Four of his children were at the early stage of their education at the University when he passed on precisely November 28, 2013 following a protracted sickness, which unfortunately took major part of his savings.
Ayankola’s Children would be needing N10 million to complete their education as well as pay up house rent for at least two years before probably one or two of them complete school and secure employment.
Unfortunately, what was found in Ayankola’s bank account is only N3 million, meaning that they would require extra N7 million to survive the remaining years before the family begins to earn income.
This situation has left Ayankola’s widow who incidentally never worked while her husband was alive helpless.
The question is: Is it supposed to be so? Is there what Ayankola’s could have done to protect the family even in his absence? Does insurance have any role to play in this situation? What kind of insurance would have helped the Ayankola’s?

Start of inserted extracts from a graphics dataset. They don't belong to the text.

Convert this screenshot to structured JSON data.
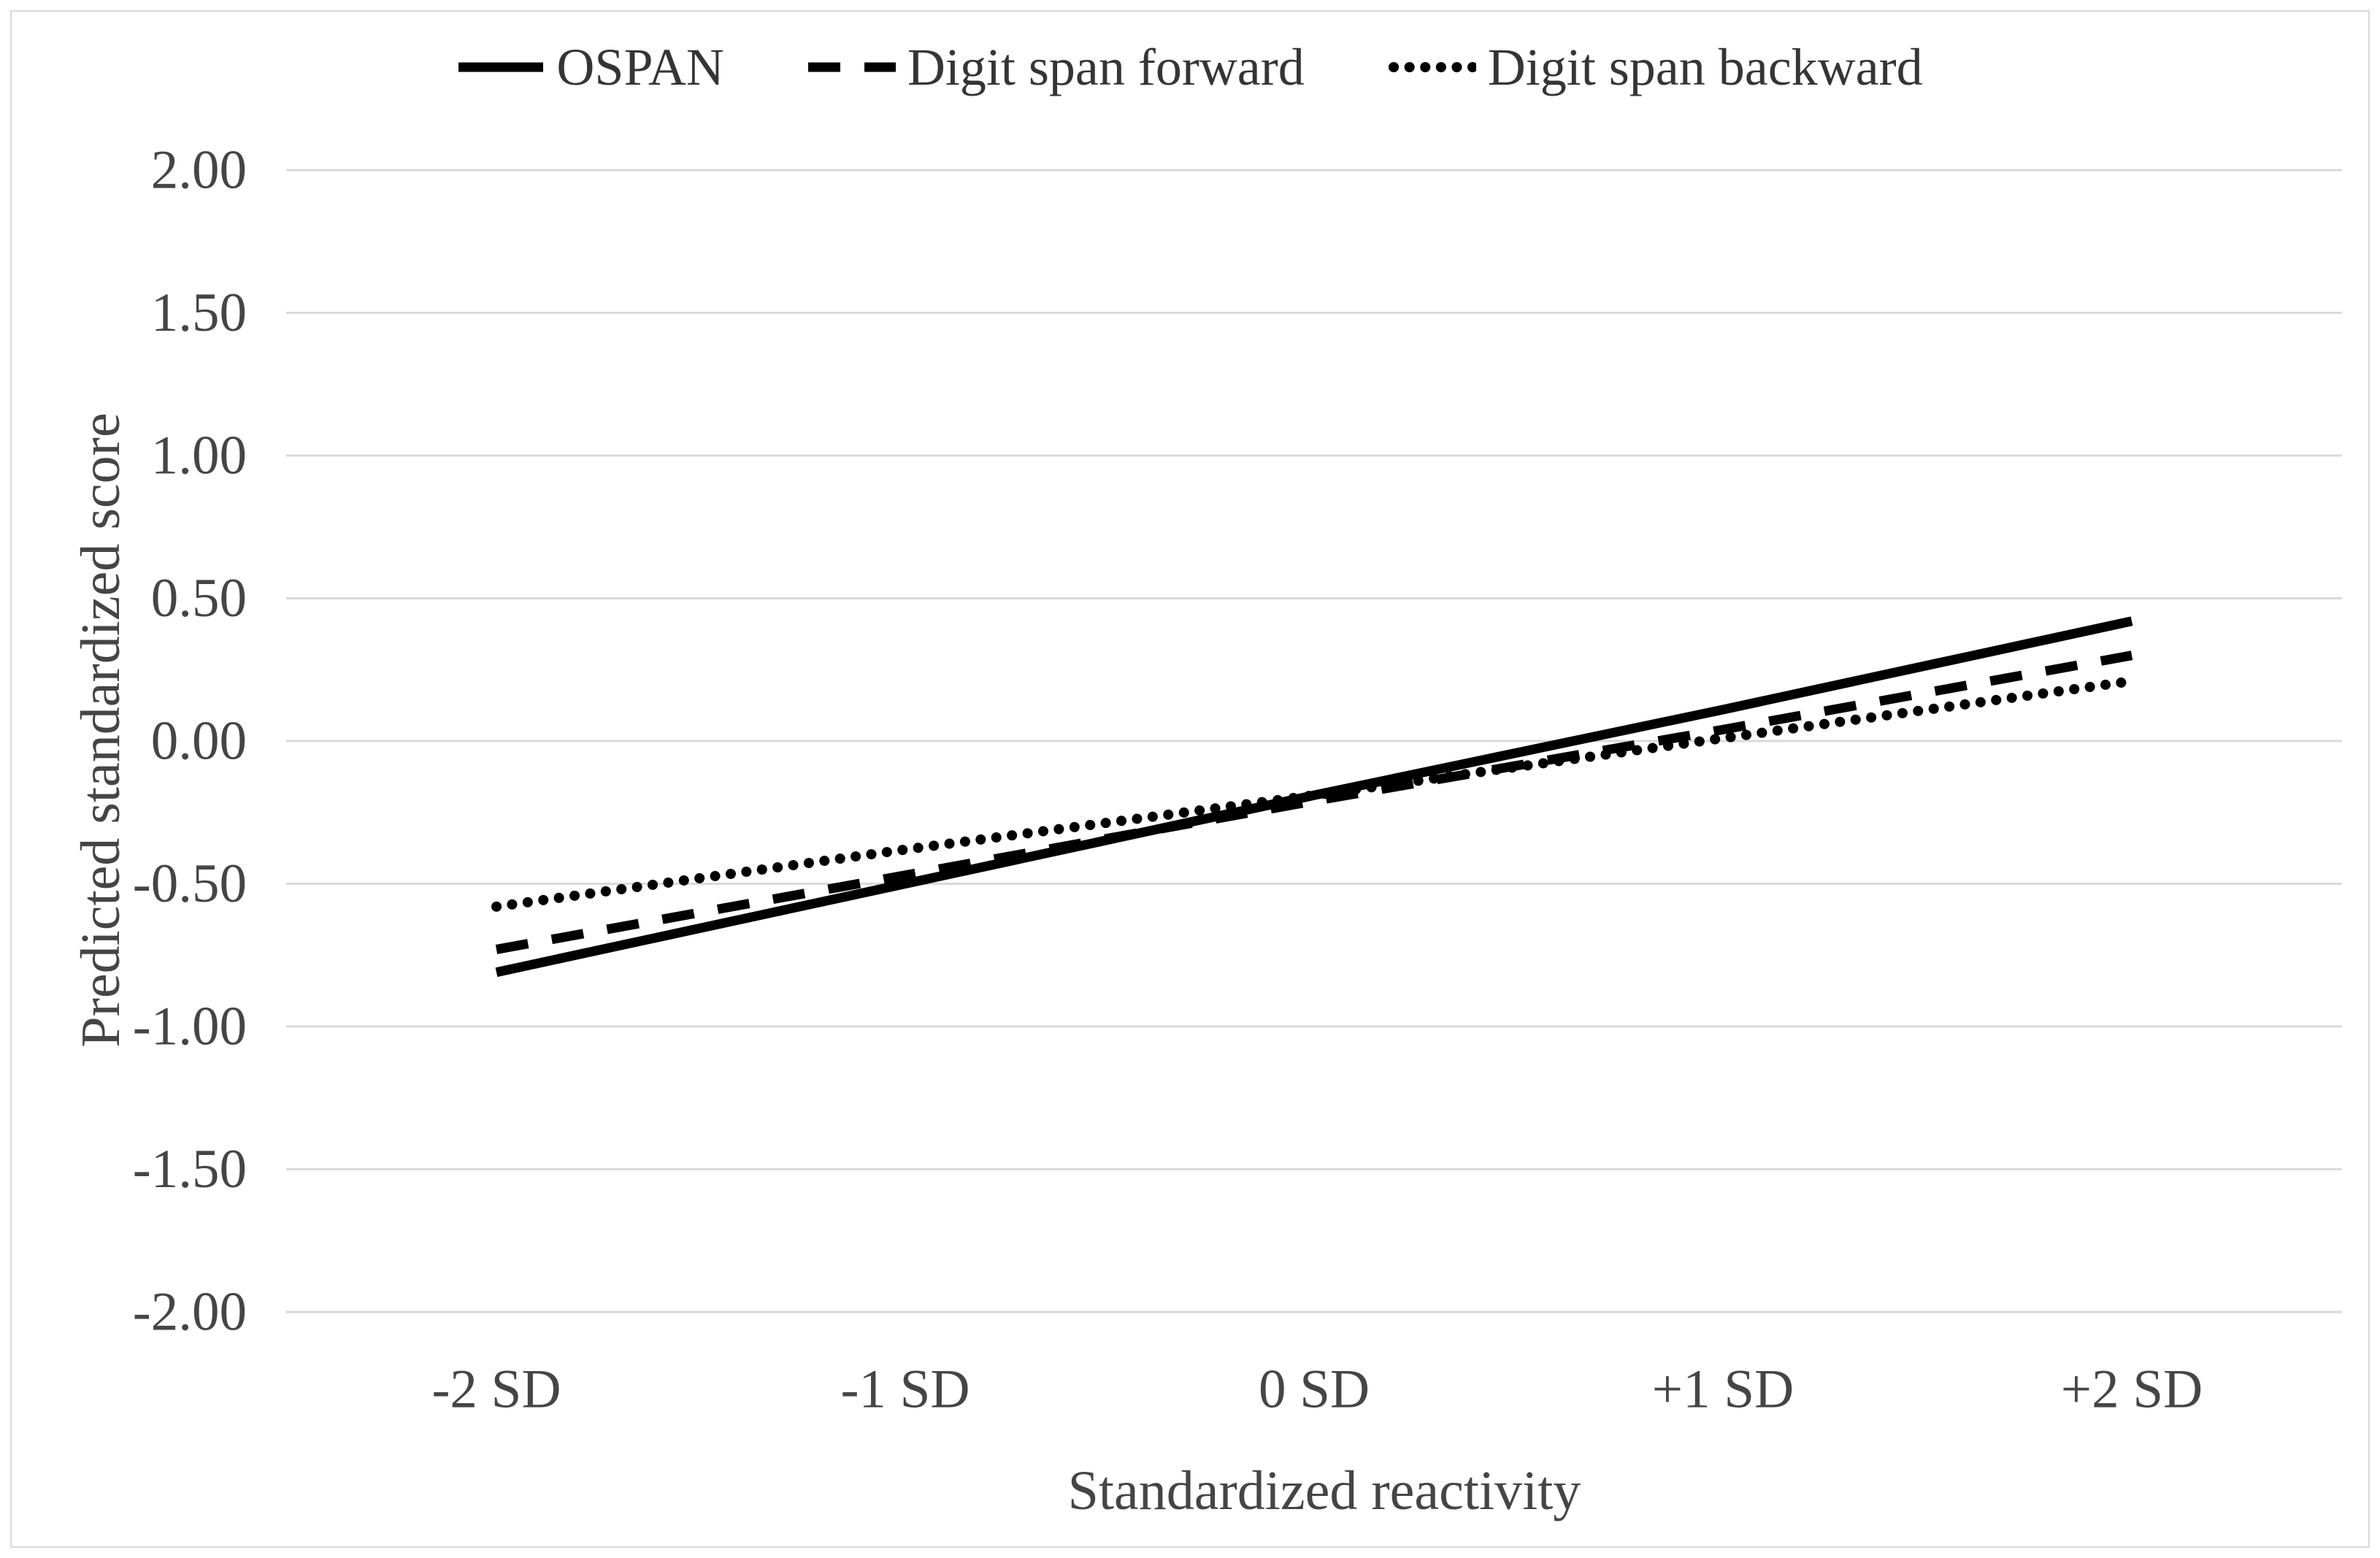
{
  "figure": {
    "background_color": "#ffffff",
    "border_color": "#d9d9d9",
    "line_color": "#000000",
    "grid_color": "#d9d9d9",
    "text_color": "#454545"
  },
  "legend": {
    "position": "top",
    "entries": [
      {
        "label": "OSPAN",
        "style": "solid"
      },
      {
        "label": "Digit span forward",
        "style": "dashed"
      },
      {
        "label": "Digit span backward",
        "style": "dotted"
      }
    ]
  },
  "chart_data": {
    "type": "line",
    "title": "",
    "xlabel": "Standardized reactivity",
    "ylabel": "Predicted standardized score",
    "categories": [
      "-2 SD",
      "-1 SD",
      "0 SD",
      "+1 SD",
      "+2 SD"
    ],
    "series": [
      {
        "name": "OSPAN",
        "style": "solid",
        "values": [
          -0.81,
          -0.5,
          -0.19,
          0.11,
          0.42
        ]
      },
      {
        "name": "Digit span forward",
        "style": "dashed",
        "values": [
          -0.73,
          -0.47,
          -0.21,
          0.04,
          0.3
        ]
      },
      {
        "name": "Digit span backward",
        "style": "dotted",
        "values": [
          -0.58,
          -0.38,
          -0.19,
          0.01,
          0.21
        ]
      }
    ],
    "ylim": [
      -2.0,
      2.0
    ],
    "yticks": [
      2.0,
      1.5,
      1.0,
      0.5,
      0.0,
      -0.5,
      -1.0,
      -1.5,
      -2.0
    ],
    "ytick_format": "2dp",
    "grid": "horizontal",
    "legend_position": "top"
  }
}
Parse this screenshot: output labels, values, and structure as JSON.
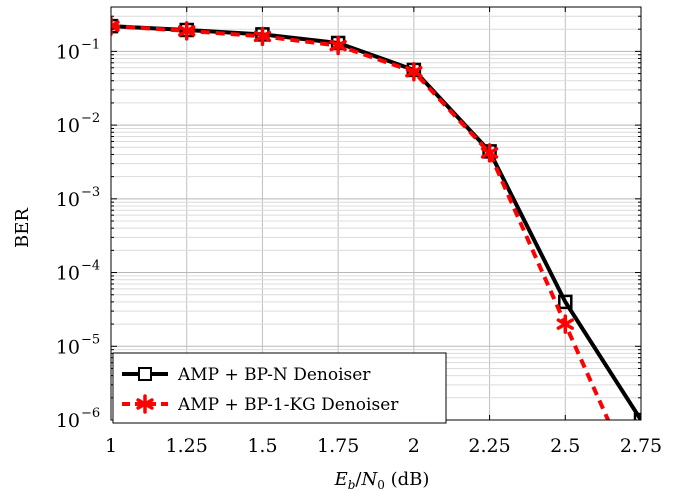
{
  "chart_data": {
    "type": "line",
    "title": "",
    "xlabel": "E_b/N_0 (dB)",
    "xlabel_parts": {
      "e": "E",
      "b": "b",
      "slash": "/",
      "n": "N",
      "zero": "0",
      "unit": " (dB)"
    },
    "ylabel": "BER",
    "yscale": "log",
    "xlim": [
      1,
      2.75
    ],
    "ylim": [
      1e-06,
      0.4
    ],
    "x_ticks": [
      1,
      1.25,
      1.5,
      1.75,
      2,
      2.25,
      2.5,
      2.75
    ],
    "x_tick_labels": [
      "1",
      "1.25",
      "1.5",
      "1.75",
      "2",
      "2.25",
      "2.5",
      "2.75"
    ],
    "y_ticks": [
      {
        "value": 1e-06,
        "base": "10",
        "exp": "−6"
      },
      {
        "value": 1e-05,
        "base": "10",
        "exp": "−5"
      },
      {
        "value": 0.0001,
        "base": "10",
        "exp": "−4"
      },
      {
        "value": 0.001,
        "base": "10",
        "exp": "−3"
      },
      {
        "value": 0.01,
        "base": "10",
        "exp": "−2"
      },
      {
        "value": 0.1,
        "base": "10",
        "exp": "−1"
      }
    ],
    "grid": true,
    "legend_position": "bottom-left",
    "series": [
      {
        "name": "AMP + BP-N Denoiser",
        "color": "#000000",
        "marker": "square",
        "line_style": "solid",
        "x": [
          1,
          1.25,
          1.5,
          1.75,
          2,
          2.25,
          2.5,
          2.75
        ],
        "y": [
          0.22,
          0.195,
          0.17,
          0.13,
          0.056,
          0.0044,
          4e-05,
          1e-06
        ]
      },
      {
        "name": "AMP + BP-1-KG Denoiser",
        "color": "#ff0000",
        "marker": "asterisk",
        "line_style": "dashed",
        "x": [
          1,
          1.25,
          1.5,
          1.75,
          2,
          2.25,
          2.5,
          2.75
        ],
        "y": [
          0.22,
          0.19,
          0.16,
          0.12,
          0.053,
          0.0042,
          2e-05,
          1e-07
        ]
      }
    ]
  }
}
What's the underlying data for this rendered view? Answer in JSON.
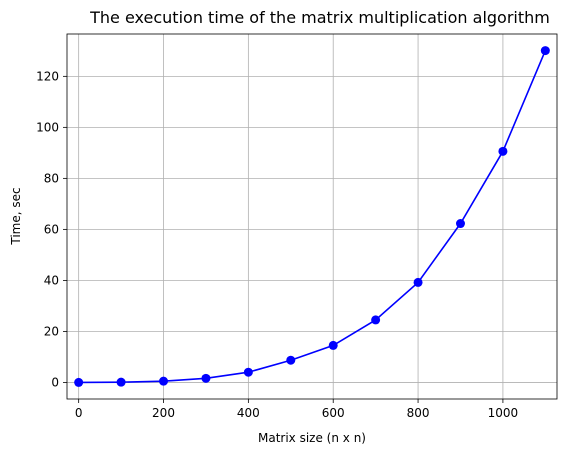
{
  "chart_data": {
    "type": "line",
    "title": "The execution time of the matrix multiplication algorithm",
    "xlabel": "Matrix size (n x n)",
    "ylabel": "Time, sec",
    "xlim": [
      -27.5,
      1127.5
    ],
    "ylim": [
      -6.5,
      136.6
    ],
    "xticks": [
      0,
      200,
      400,
      600,
      800,
      1000
    ],
    "yticks": [
      0,
      20,
      40,
      60,
      80,
      100,
      120
    ],
    "grid": true,
    "series": [
      {
        "color": "#0000ff",
        "marker": "circle",
        "x": [
          0,
          100,
          200,
          300,
          400,
          500,
          600,
          700,
          800,
          900,
          1000,
          1100
        ],
        "y": [
          0,
          0.1,
          0.5,
          1.6,
          4.0,
          8.7,
          14.5,
          24.5,
          39.2,
          62.3,
          90.6,
          130.1
        ]
      }
    ]
  }
}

Life Insurance is foundation of financial fitness and any family that does not have such a financial plan that would take care of his or her dependants should the unexpected happen is suffering financial misfit, George Onekhena, deputy commissioner for Insurance, National Insurance Commissioner said “if your family needed N7 million to pay for their needs when you are not there then you are financial misfit by that amount.
Onekhena advised that people should take up term assurance cover for the protection of their family and dependants.
Term insurance is a type of life insurance policy that provides coverage for a certain period of time, or a specified “term” of years. If the insured dies during the time period specified in the policy and the policy is active – or in force – then a death benefit will be paid.
Term insurance is initially much less expensive when compared to permanent life insurance. Unlike most types of permanent insurance, term insurance has no cash value.
There are many different types of term insurance policies available. Many policies offer level premiums for the duration of the policy, such as 10, 20, or 30 years. These are often referred to as “level term” policies.
While premiums for these level term policies remain level for a set number of years, after this time period the premium increases significantly, making the policy cost prohibitive.
Most term policies have a built-in privilege to convert to a permanent policy regardless of any changes in the insured’s health.